Raya rougit, confuse de sa méprise. Andrea, voyant son trouble, donne son avis sur la question, il estime que c'est une bonne idée et que de toutes manières, il est adulte et qu'il n'a pas besoin de leur assentiment. Mais qu'ils sont tout disposés à l'aider dans ses préparatifs s'il le souhaite. Soulagé, Rune remercie ses amis avant de quitter la pièce pour réfléchir à la meilleure manière d'entreprendre son voyage.

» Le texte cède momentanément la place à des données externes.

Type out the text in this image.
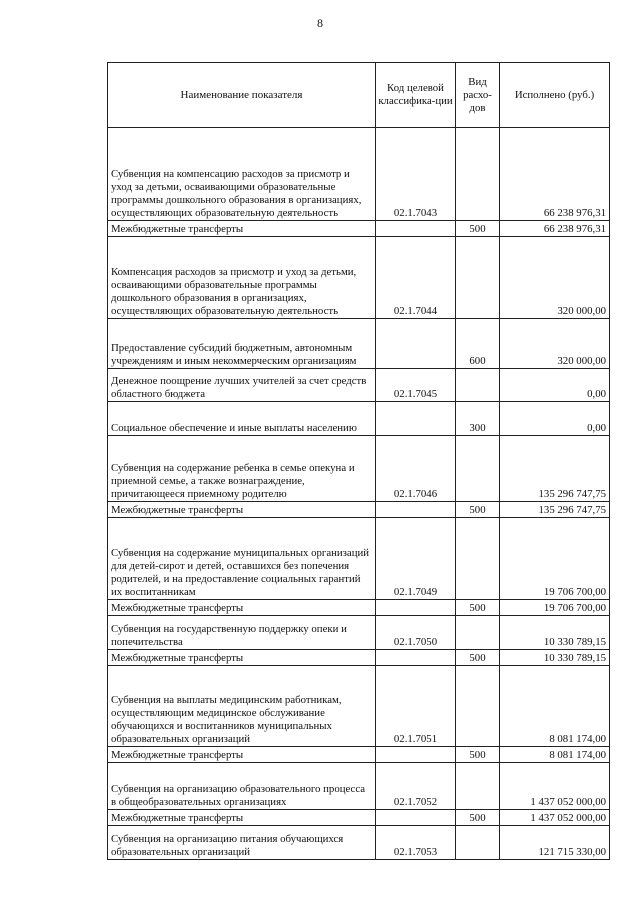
8
Наименование показателя	Код целевой классифика-ции	Вид расхо-дов	Исполнено (руб.)
Субвенция на компенсацию расходов за присмотр и уход за детьми, осваивающими образовательные программы дошкольного образования в организациях, осуществляющих образовательную деятельность	02.1.7043		66 238 976,31
Межбюджетные трансферты		500	66 238 976,31
Компенсация расходов за присмотр и уход за детьми, осваивающими образовательные программы дошкольного образования в организациях, осуществляющих образовательную деятельность	02.1.7044		320 000,00
Предоставление субсидий бюджетным, автономным учреждениям и иным некоммерческим организациям		600	320 000,00
Денежное поощрение лучших учителей за счет средств областного бюджета	02.1.7045		0,00
Социальное обеспечение и иные выплаты населению		300	0,00
Субвенция на содержание ребенка в семье опекуна и приемной семье, а также вознаграждение, причитающееся приемному родителю	02.1.7046		135 296 747,75
Межбюджетные трансферты		500	135 296 747,75
Субвенция на содержание муниципальных организаций для детей-сирот и детей, оставшихся без попечения родителей, и на предоставление социальных гарантий их воспитанникам	02.1.7049		19 706 700,00
Межбюджетные трансферты		500	19 706 700,00
Субвенция на государственную поддержку опеки и попечительства	02.1.7050		10 330 789,15
Межбюджетные трансферты		500	10 330 789,15
Субвенция на выплаты медицинским работникам, осуществляющим медицинское обслуживание обучающихся и воспитанников муниципальных образовательных организаций	02.1.7051		8 081 174,00
Межбюджетные трансферты		500	8 081 174,00
Субвенция на организацию образовательного процесса в общеобразовательных организациях	02.1.7052		1 437 052 000,00
Межбюджетные трансферты		500	1 437 052 000,00
Субвенция на организацию питания обучающихся образовательных организаций	02.1.7053		121 715 330,00
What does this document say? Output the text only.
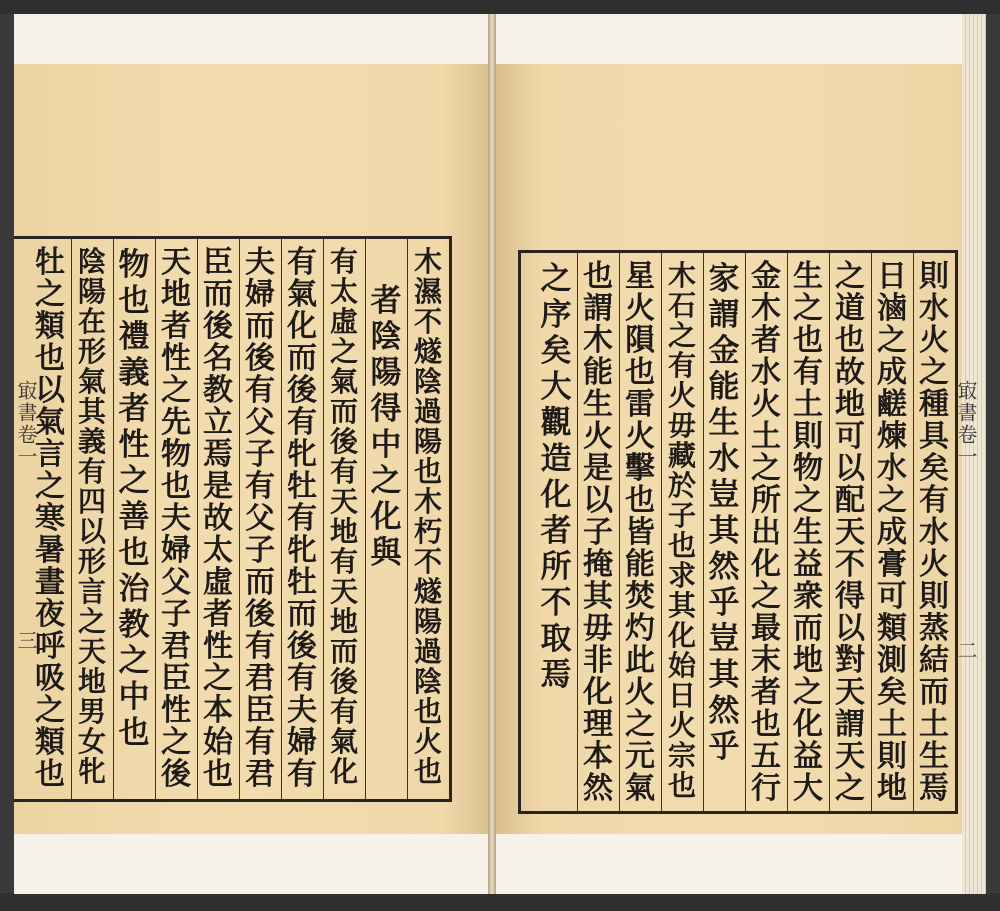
木
濕
不
燧
陰
過
陽
也
木
朽
不
燧
陽
過
陰
也
火
也
者
陰
陽
得
中
之
化
與
有
太
虛
之
氣
而
後
有
天
地
有
天
地
而
後
有
氣
化
有
氣
化
而
後
有
牝
牡
有
牝
牡
而
後
有
夫
婦
有
夫
婦
而
後
有
父
子
有
父
子
而
後
有
君
臣
有
君
臣
而
後
名
教
立
焉
是
故
太
虛
者
性
之
本
始
也
天
地
者
性
之
先
物
也
夫
婦
父
子
君
臣
性
之
後
物
也
禮
義
者
性
之
善
也
治
教
之
中
也
陰
陽
在
形
氣
其
義
有
四
以
形
言
之
天
地
男
女
牝
牡
之
類
也
以
氣
言
之
寒
暑
晝
夜
呼
吸
之
類
也
則
水
火
之
種
具
矣
有
水
火
則
蒸
結
而
土
生
焉
日
滷
之
成
鹺
煉
水
之
成
膏
可
類
測
矣
土
則
地
之
道
也
故
地
可
以
配
天
不
得
以
對
天
謂
天
之
生
之
也
有
土
則
物
之
生
益
衆
而
地
之
化
益
大
金
木
者
水
火
土
之
所
出
化
之
最
末
者
也
五
行
家
謂
金
能
生
水
豈
其
然
乎
豈
其
然
乎
木
石
之
有
火
毋
藏
於
子
也
求
其
化
始
日
火
宗
也
星
火
隕
也
雷
火
擊
也
皆
能
焚
灼
此
火
之
元
氣
也
謂
木
能
生
火
是
以
子
掩
其
毋
非
化
理
本
然
之
序
矣
大
觀
造
化
者
所
不
取
焉
㝡書卷一
三
㝡書卷一
二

Il passe les jours suivants à étudier de vieux atlas poussiéreux et à suivre les routes du doigt pour mieux mesurer les distances. Il lit des récits de voyage trouvés dans la bibliothèque du château qui l'informent du monde dans lequel il vit. Le jeune garçon apprend les royaumes de l'ancienne fédération et leur géographie, leurs coutumes. Il s'émerveille de cette diversité insoupçonnée depuis un an qu'il vit dans ce pays. Peu à peu, Rune envisage très sérieusement de voyager pour découvrir ce monde qu'il connaît si peu. Il établit de nombreuses listes de lieux où il se téléporte en secret, il y passe de longues heures à se promener en ces endroits nouveaux et à en faire des croquis avant de rentrer faire de plus amples recherches sur ces lieux inconnus. Pendant quelques temps, son cœur s'apaise et l'envie de sillonner le monde le quitte. Il remarque à de nombreuses reprises qu'Ambrelune l'observe d'un air songeur mais il feint de ne rien voir. Et comme elle n'ose pas aborder le sujet avec lui, il se sent soulagé mais également coupable de songer à partir au loin sur une longue période. Rune a l'impression de trahir ses amis mais au fond, il sait que sa décision de ne pas poursuivre ses études à la Haute Université de Magie n'était qu'un avertissement. Il passe beaucoup de temps dans les librairies à feuilleter des atlas du pays et à lire des récits de voyage depuis son installation sur la petite île de Lathi, il aurait dû avoir compris depuis bien longtemps que ses pas ne s'arrêteraient pas aux frontières de ce petit pays. En attendant, il sillonne le royaume pour contenter sa soif de vastes horizons et d'aventure. De retour dans son île, le jeune garçon lève maintes fois les yeux de ses potions pour regarder par la fenêtre et imaginer le vaste monde où il a choisi de vivre. Il voit l'île de Lathi, son lagon, la mer qui l'entoure et il imagine l'océan qui les encercle dans ses tenailles bleutées. Il tente de se représenter les terres au-delà de la mer qu'il connaît si bien pour la voir chaque jour mais seuls les récits de voyage lui permettent de s'en faire une idée et son envie de découvrir ces pays de ses propres yeux s'en trouve décuplée.